Ее вопрос напомнил о том, что мне удалось подслушать под дверьми, и я потащила Наташу в сторону, чтобы поделиться с ней и на ходу утешить ее:
— Тебе и не придется идти к Степанову, пугать его и выдумывать новые идиотские истории в оправдание. Они сели на хвост крепышу, и он крутится по всему городу, пытаясь оторваться от них. Степанов или кто-то там получил ордер на обыск, но книг не нашли. За крепышом еще числится что-то, поэтому они его сразу не хотят брать. Думают, что он наделает глупостей и выведет их на своих дружков. Не знаю, почему они так решили, но похоже, что у них есть мотивы так думать. Я бы и еще кое-что услышала, но одна корова мне помешала. Но главное ты усекла?
— Книг не нашли.
— Точно.
— Что будем делать? Ты знаешь, где живет Амелин или Ася или они вместе?
— Понятия не имею.
— Я тоже. И узнать их адреса через милицию нельзя. Во-первых, им не до нас, во-вторых, как объяснить, зачем они нам понадобились, а в-третьих, они их и не знают.
— Есть одно место… — я многозначительно недоговорила.
— Дача? — полувопросительно сказала Наташа.
— Да. Туда они все приедут рано или поздно, если сейчас уже не там. Поедем и выясним, где книги.

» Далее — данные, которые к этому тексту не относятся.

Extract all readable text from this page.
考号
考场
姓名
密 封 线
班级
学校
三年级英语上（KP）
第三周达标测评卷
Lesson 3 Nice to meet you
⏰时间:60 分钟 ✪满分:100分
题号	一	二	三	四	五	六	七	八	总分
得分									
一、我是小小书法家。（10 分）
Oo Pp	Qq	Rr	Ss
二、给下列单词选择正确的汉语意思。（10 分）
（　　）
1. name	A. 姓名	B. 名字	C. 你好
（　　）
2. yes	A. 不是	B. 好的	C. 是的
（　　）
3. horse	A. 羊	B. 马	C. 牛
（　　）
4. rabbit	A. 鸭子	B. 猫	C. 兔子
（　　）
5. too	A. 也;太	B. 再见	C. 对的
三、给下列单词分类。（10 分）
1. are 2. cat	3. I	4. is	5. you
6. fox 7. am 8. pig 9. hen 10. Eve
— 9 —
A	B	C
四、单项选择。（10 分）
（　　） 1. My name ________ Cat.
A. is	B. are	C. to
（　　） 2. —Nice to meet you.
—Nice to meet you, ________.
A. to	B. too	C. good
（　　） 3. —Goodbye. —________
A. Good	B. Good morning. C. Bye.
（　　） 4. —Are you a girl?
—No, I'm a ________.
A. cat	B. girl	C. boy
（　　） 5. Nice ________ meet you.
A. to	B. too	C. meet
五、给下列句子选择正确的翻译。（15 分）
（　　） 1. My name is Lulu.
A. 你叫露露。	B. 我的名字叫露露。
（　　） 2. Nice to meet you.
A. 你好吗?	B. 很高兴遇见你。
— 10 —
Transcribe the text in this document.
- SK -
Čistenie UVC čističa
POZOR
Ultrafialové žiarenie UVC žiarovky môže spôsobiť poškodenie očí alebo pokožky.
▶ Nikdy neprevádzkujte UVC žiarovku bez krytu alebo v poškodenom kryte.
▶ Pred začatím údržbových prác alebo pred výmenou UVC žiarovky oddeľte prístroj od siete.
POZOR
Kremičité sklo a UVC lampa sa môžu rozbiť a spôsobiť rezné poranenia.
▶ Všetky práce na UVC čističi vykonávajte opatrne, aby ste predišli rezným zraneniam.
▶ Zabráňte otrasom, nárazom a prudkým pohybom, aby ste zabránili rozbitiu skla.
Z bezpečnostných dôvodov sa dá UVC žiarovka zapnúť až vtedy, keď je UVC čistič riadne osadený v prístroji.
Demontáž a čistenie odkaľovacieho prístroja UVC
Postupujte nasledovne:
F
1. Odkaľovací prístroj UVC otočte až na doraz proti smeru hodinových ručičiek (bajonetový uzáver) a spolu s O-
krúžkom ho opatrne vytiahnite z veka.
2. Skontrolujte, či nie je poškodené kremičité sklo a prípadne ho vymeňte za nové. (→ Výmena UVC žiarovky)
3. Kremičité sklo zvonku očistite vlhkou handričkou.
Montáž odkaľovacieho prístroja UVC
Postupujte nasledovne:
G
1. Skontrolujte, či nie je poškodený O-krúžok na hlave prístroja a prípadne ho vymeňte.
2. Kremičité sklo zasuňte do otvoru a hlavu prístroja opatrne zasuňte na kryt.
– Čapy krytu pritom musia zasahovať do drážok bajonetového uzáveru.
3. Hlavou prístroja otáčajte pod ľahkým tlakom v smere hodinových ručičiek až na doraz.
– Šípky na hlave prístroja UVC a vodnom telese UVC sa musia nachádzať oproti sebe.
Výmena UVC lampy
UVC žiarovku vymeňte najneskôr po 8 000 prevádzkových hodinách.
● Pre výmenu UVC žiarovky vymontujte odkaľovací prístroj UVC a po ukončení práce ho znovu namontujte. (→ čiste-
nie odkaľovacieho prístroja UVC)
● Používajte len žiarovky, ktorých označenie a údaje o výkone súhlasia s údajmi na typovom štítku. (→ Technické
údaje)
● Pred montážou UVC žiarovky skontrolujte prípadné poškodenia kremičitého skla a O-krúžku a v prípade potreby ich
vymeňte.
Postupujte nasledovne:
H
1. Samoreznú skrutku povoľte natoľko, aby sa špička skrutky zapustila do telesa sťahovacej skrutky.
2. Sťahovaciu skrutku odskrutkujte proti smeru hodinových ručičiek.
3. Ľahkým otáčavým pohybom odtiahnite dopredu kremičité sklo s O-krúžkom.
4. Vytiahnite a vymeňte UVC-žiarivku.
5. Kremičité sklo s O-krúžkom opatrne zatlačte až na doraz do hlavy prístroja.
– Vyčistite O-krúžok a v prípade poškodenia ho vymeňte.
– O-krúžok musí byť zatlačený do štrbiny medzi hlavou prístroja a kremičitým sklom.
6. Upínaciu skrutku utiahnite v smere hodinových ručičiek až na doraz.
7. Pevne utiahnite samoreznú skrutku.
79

— Думаешь, скажут? — усомнилась Наташа.
— Уверена. А потом, не обязательно сразу докладывать о своем присутствии. Никто нам не помешает поступить, как в прошлый раз, и забраться туда, не оповещая всех и каждого о своем присутствии.
О добермане, который бегал возле дома в Озерках, Степанов не счел нужным нам рассказывать, и мы наивно предположили, что и во второй раз все обойдется так же, как и в первый. И поехали туда. Не менее наивно было думать, что крепыш не укрепил свою крепость после нашего первого вторжения, но нам было не до таких нюансов и тонкостей. Раз мы решили добиться справедливости, значит, мы ее добьемся любой ценой.
Мы мчались с такой скоростью, что я не заметила тоненькой фигурки, которая призывно махала мне руками, стоя на другой стороне Ленинского проспекта. Фигурка что-то кричала, но ее крики были не громче комариного писка среди грохота «КамАЗов», грузовиков и легковых автомашин, которые безостановочно проносились мимо фигурки, принадлежащей Юльке. Она наконец расправилась со своими делами на работе и теперь горела желанием разобраться в том нагромождении непонятных сведений, которые ей довелось услышать сегодня с утра от своей подруги. Видя, что ее призывные крики и жестикуляция привлекают внимание только случайных прохожих и таксистов, а никак не тех, к кому они обращены, Юля опрометью вылетела на проезжую часть, которая в эту минуту показалась ей затихшей, но так только казалось. Не успела Юля ступить ногой на асфальт дороги, как откуда-то из-за угла вылетел «жигуленок», который ранее притаился там с какой-то зловещей целью, и теперь мчался на Юльку на всех парах. С другой стороны перекрестка шел троллейбус, который сам по себе угрозы не мог представлять, так как был солидным троллейбусом, который ездит только под протянутыми специально для него проводами, от которых Юля стояла на приличном расстоянии, но рядом с ним на большой скорости мчалась машина с гордой надписью СОВТРАНСАВТО на боку и со всеми вытекающими из этого понятия габаритами. Обе машины избрали конечной целью то место, на котором по роковой случайности очутилась Юля. И все трое упорствовали в своих намерениях. Юля не уходила, а водители не сворачивали. Первым опомнился «жигуленок». Его водитель внезапно увидел девушку, которая стояла с закрытыми глазами на оживленной магистрали и не делала попыток спастись. Он скрипнул зубами и тормозами и остановился. Водитель машины, которая следовала за ним, не ждал такого подвоха и впялился в зад «жигуленка», начисто срезав его левую заднюю фару. Машина СОВТРАНСАВТО обдала ветром голову Юльки и помчалась дальше, а Юлька открыла глаза.